From every quarter of the country, we are literally besieged with the heart-rending particulars of the progress of famine. A respectable correspondent in the neighbourhood of Kilconly has communicated to us the loss of no less than eighteen lives from want and destitution! And this occurring in a few short days!
The Nation quoting the Tuam Herald, 13 February 1847.

Diocese of Clonfert – Prayers against the famine. Our most Holy Father Pius IX in his paternal solicitude for the spiritual and temporal welfare of the faithful, has ordered to be offered up in the capital of the Christian world, a Tridium or three days public prayer in hopes to appease the anger of Almighty God and implore Him to avert the awful famine which is now desolating a great portion of the empire.
Freemans Journal, 19 March 1847





Two men have died of want – one by the wayside as he was returning from the public works where since the dismissal of the twenty percent, he struggled to labour, although he and six others were reduced to live on the scanty supply of food purchased for ten pence a day; the other died of pure exhaustion from illness and want – report from Cashel District.
The Nation, 17 April 1847

This disease is the result of insufficient nutrition and its victims die not the rapid death of starvation, but slowly and surely as does the healthy succulent plant when removed from a rich soil to a barren sand.
Irish Examiner, 24 May 1847

The following returns from Catholic clergymen, relative to the number of persons who have fallen victim to famine and pestilence, and the condition of the country generally … this parish at present presents a horrid picture of famine … with few exceptions the people are all beggars receiving outdoor relief, some four days, others every day in the week from relief committees. The Robinson family of Rich Hill Castlebar have come forward to the rescue quite admirably. All the landlords, the greater part absentee, have acted very badly – Rev. Patrick Quinn P.P Kilmore Parish, Co. Armagh
Freemans Journal, 1 June 1847

Another year of famine is probably before us, inevitably indeed if we do not guard our produce as we would life itself – and in its track its unfailing fever will come again to strike those classes who might defy the famine.
The Nation, 17 July 1847

I have never seen anything more frightful than the aspect this city [Cork] presented. All its wealthier streets and places of resort were literally in possession of hordes of the most squalid and wretched beings that it is possible to conceive - Extract from Frazer’s Magazine by Rev Trench.  
Irish Examiner 21 August 1847

Of these awful occurrences, some account must be given. Historians and politicians will one day sift and weigh the conflicting narrations and documents of this lamentable year, and pronounce with or without affectation, how much is due to the inclemency of heaven and how much to the cruelty, heartlessness or improvidence of man. The bloated institutions and spirit of the empire are on trial. They are weighted in the balance.
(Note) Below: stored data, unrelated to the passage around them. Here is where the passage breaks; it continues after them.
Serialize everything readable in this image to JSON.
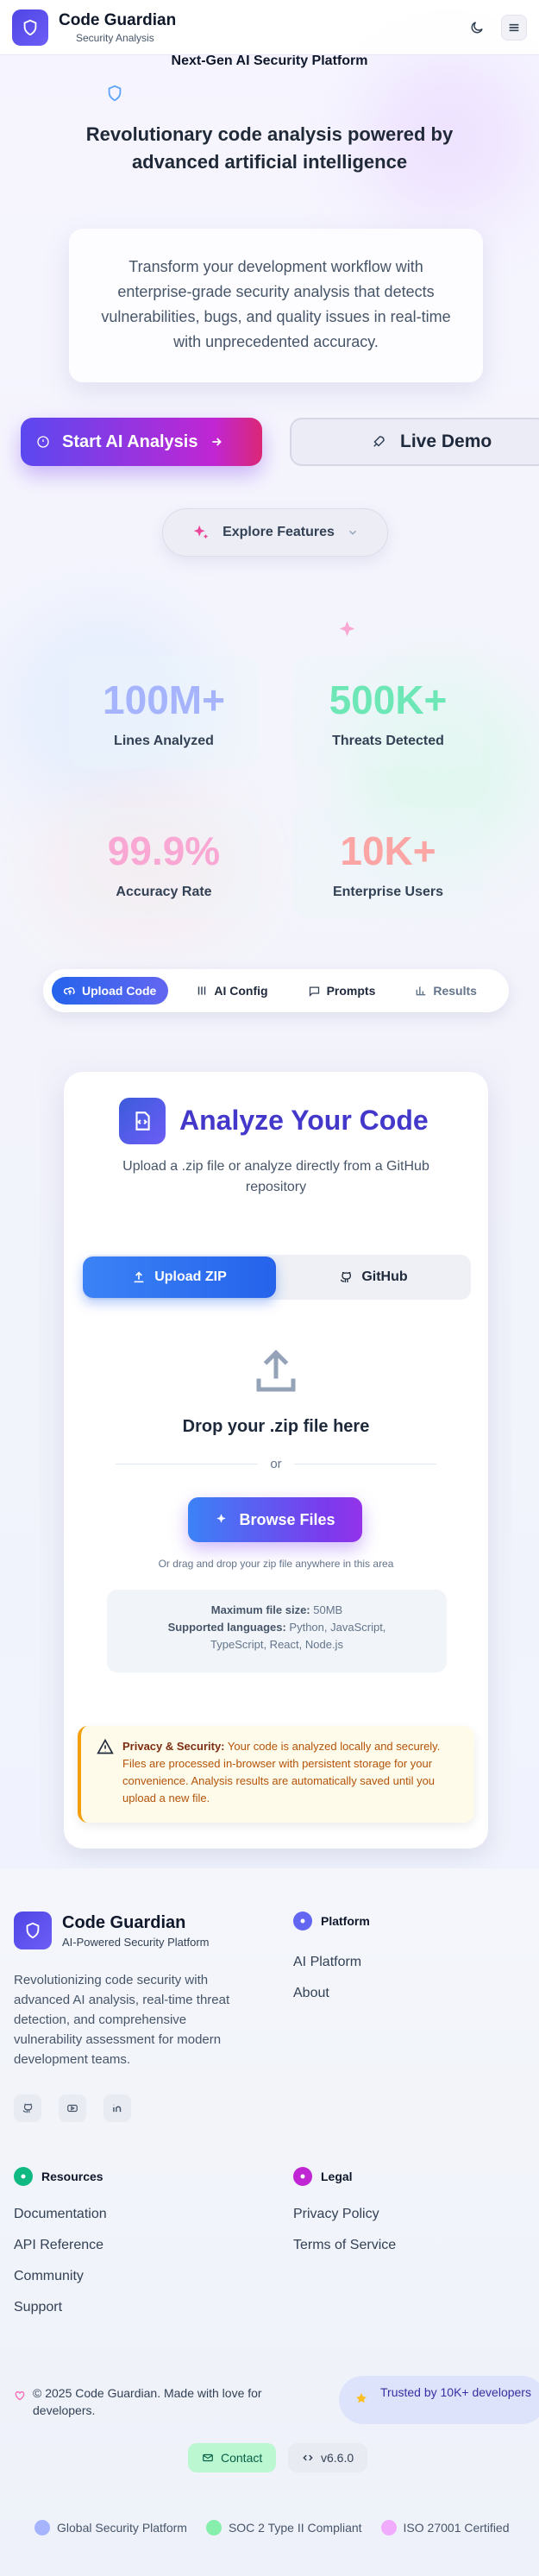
{
  "header": {
    "brand_title": "Code Guardian",
    "brand_subtitle": "Security Analysis",
    "icons": [
      "shield-icon",
      "moon-icon",
      "menu-icon"
    ]
  },
  "hero": {
    "tagline": "Next-Gen AI Security Platform",
    "title": "Revolutionary code analysis powered by advanced artificial intelligence",
    "description": "Transform your development workflow with enterprise-grade security analysis that detects vulnerabilities, bugs, and quality issues in real-time with unprecedented accuracy.",
    "start_label": "Start AI Analysis",
    "demo_label": "Live Demo",
    "explore_label": "Explore Features"
  },
  "stats": [
    {
      "value": "100M+",
      "label": "Lines Analyzed",
      "color": "#a5b4fc"
    },
    {
      "value": "500K+",
      "label": "Threats Detected",
      "color": "#6ee7b7"
    },
    {
      "value": "99.9%",
      "label": "Accuracy Rate",
      "color": "#f9a8d4"
    },
    {
      "value": "10K+",
      "label": "Enterprise Users",
      "color": "#fca5a5"
    }
  ],
  "tabs": [
    {
      "label": "Upload Code",
      "active": true
    },
    {
      "label": "AI Config"
    },
    {
      "label": "Prompts"
    },
    {
      "label": "Results"
    }
  ],
  "analyze": {
    "title": "Analyze Your Code",
    "subtitle": "Upload a .zip file or analyze directly from a GitHub repository",
    "seg_upload": "Upload ZIP",
    "seg_github": "GitHub",
    "drop_title": "Drop your .zip file here",
    "or": "or",
    "browse_label": "Browse Files",
    "drag_hint": "Or drag and drop your zip file anywhere in this area",
    "max_label": "Maximum file size:",
    "max_value": "50MB",
    "lang_label": "Supported languages:",
    "lang_value": "Python, JavaScript, TypeScript, React, Node.js",
    "privacy_label": "Privacy & Security:",
    "privacy_text": "Your code is analyzed locally and securely. Files are processed in-browser with persistent storage for your convenience. Analysis results are automatically saved until you upload a new file."
  },
  "footer": {
    "title": "Code Guardian",
    "subtitle": "AI-Powered Security Platform",
    "description": "Revolutionizing code security with advanced AI analysis, real-time threat detection, and comprehensive vulnerability assessment for modern development teams.",
    "platform_heading": "Platform",
    "platform_links": [
      "AI Platform",
      "About"
    ],
    "resources_heading": "Resources",
    "resources_links": [
      "Documentation",
      "API Reference",
      "Community",
      "Support"
    ],
    "legal_heading": "Legal",
    "legal_links": [
      "Privacy Policy",
      "Terms of Service"
    ],
    "copyright": "© 2025 Code Guardian. Made with love for developers.",
    "trusted": "Trusted by 10K+ developers",
    "contact_label": "Contact",
    "version_label": "v6.6.0",
    "badges": [
      "Global Security Platform",
      "SOC 2 Type II Compliant",
      "ISO 27001 Certified"
    ]
  }
}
Famine and pestilence are at the gates.
Nenagh Guardian, reporting from The Times, 25 September 1847

That her mother had nothing to eat from Tuesday until Friday, and that there was no food in the house for that time but two pence worth of sharps and one halfpenny worth of tea, with one halfpenny worth of sugar - Mary Hogan, daughter to deceased [Widow Hogan], being sworn and deposed in court, Queens County
The Nation, 9 October 1847

The present population of my parish is 8,553. About 150 families have been obliged to desert their holdings. Out of that population scarcely twelve families, including landed proprietors, have food to sustain themselves until the coming harvest - Rev. P. Lyons, P.P. Kilmeen.
Freemans Journal, 24 November 1847  

How long are we to continue passive spectators of the misery now so prevalent amongst our poor, and the inevitable ruin so fast threatening every class of our once flourishing and happy country – letter to the editor.